Photo by Dan Cristian Pădureț on Unsplash
Computational lithography is a specialized field in the semiconductor manufacturing domain. It is used during lithography when advanced algorithmic models optimize the patterning and masking process. It is done by deforming the patterns to compensate for the physical and chemical effects naturally occurring in a standard flow. It utilizes the concept of inverse lithography to do so.
Result: Accurate production of the desired chip patterns on the wafer to fabricate the complex advanced node silicon.
Achieving such a complex and exact process on the go demands compute speed. It means that the equipment must either be equipped with high-performance XPUs to deliver a modeling approach or be able to offload and on load. In practice, the remote and distributed processing approach is better suited.
Performance: GPU-based inverse lithography enables performance speedup and thus helps generate accurate photomasks.
Efficiency: Advanced computational-based technique helps reduce the time to generate the mask.
However, as the complexity of the technology node increases, it has become challenging to keep up with the processing requirements of lithography. Thus, better XPUs and also software support is required.

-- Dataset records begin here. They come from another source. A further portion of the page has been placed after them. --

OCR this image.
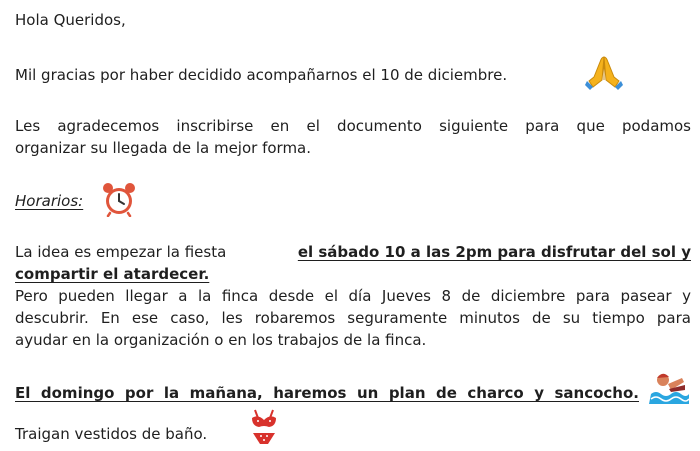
Hola Queridos,
Mil gracias por haber decidido acompañarnos el 10 de diciembre.
Les agradecemos inscribirse en el documento siguiente para que podamos
organizar su llegada de la mejor forma.
Horarios:
La idea es empezar la fiesta	el sábado 10 a las 2pm para disfrutar del sol y
compartir el atardecer.
Pero pueden llegar a la finca desde el día Jueves 8 de diciembre para pasear y
descubrir. En ese caso, les robaremos seguramente minutos de su tiempo para
ayudar en la organización o en los trabajos de la finca.
El domingo por la mañana, haremos un plan de charco y sancocho.
Traigan vestidos de baño.
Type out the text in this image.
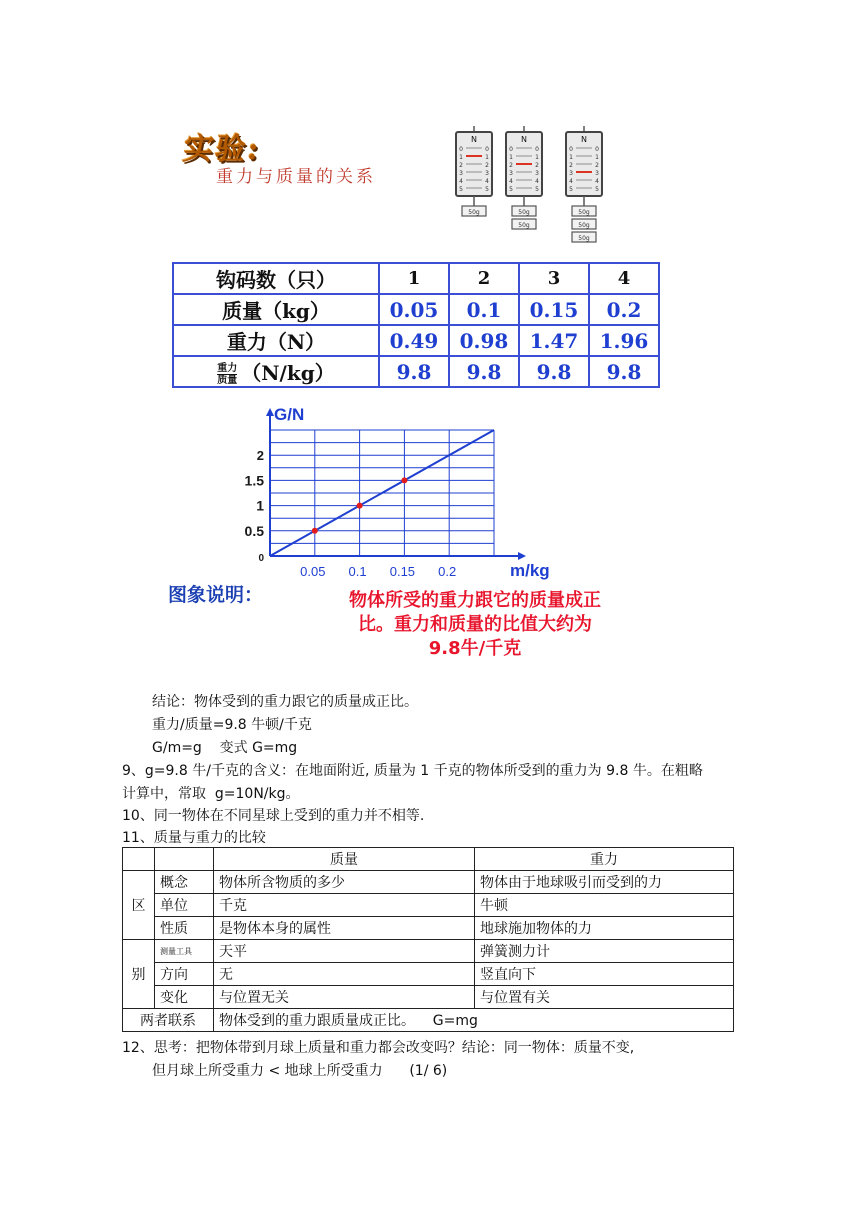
实验:
重力与质量的关系
N
0	0
1	1
2	2
3	3
4	4
5	5
50g
N
0	0
1	1
2	2
3	3
4	4
5	5
50g
50g
N
0	0
1	1
2	2
3	3
4	4
5	5
50g
50g
50g
钩码数（只）	1	2	3	4
质量（kg）	0.05	0.1	0.15	0.2
重力（N）	0.49	0.98	1.47	1.96

$\frac{\text{重力}}{\text{质量}} (N/kg)$	9.8	9.8	9.8	9.8
0
0.5
1
1.5
2
0.05 0.1 0.15 0.2
G/N
m/kg
图象说明：	物体所受的重力跟它的质量成正
比。重力和质量的比值大约为
9.8牛/千克
结论：物体受到的重力跟它的质量成正比。
重力/质量=9.8 牛顿/千克
G/m=g    变式 G=mg
9、g=9.8 牛/千克的含义：在地面附近, 质量为 1 千克的物体所受到的重力为 9.8 牛。在粗略
计算中，常取  g=10N/kg。
10、同一物体在不同星球上受到的重力并不相等.
11、质量与重力的比较
		质量	重力
区	概念	物体所含物质的多少	物体由于地球吸引而受到的力
	单位	千克	牛顿
	性质	是物体本身的属性	地球施加物体的力
别	测量工具	天平	弹簧测力计
	方向	无	竖直向下
	变化	与位置无关	与位置有关
两者联系		物体受到的重力跟质量成正比。    G=mg	
12、思考：把物体带到月球上质量和重力都会改变吗？结论：同一物体：质量不变,
但月球上所受重力 < 地球上所受重力      (1/ 6)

To tackle this bottleneck, NVIDIA, Synopsis, TSMC, and ASML have collaborated to leverage the software libraries on the GPU architectures. It will help drive silicon scaling and enable their end users to reduce costs and accelerate technology advancements. It leverages GPU-based inverse lithography.
Below is a simplified flow of what this collaboration will speed up further. Details around the litho library (cuLitho) were presented by Vivek K Singh, Vice President, Advanced Technology Group, NVIDIA, early this year.
It is a significant step in the right direction when there is a proper set of collaborators: Covering GPU, EDA, Technology-Node, and Semiconductor Equipment experts.
Today, the compute workloads that achieve computational lithography are the most complex and extensive computational activity ever executed during semiconductor production.
Savings: Using next-gen XPUs help lower the cost of computational lithography due to the efficient processing.
Scaling: New computational lithography process continues the drive for further miniaturization of nodes.
With the latest advancements in GPU technology and the collaborative approach, computational lithography performance will skyrocket.
Eventually, semiconductor manufacturers will now achieve unprecedented speed and accuracy for all the lithography requirements. Such an improvement will also help drive better die-level manufacturing accuracy, improved yield, and the ability to continue to scale into the Angstrom era.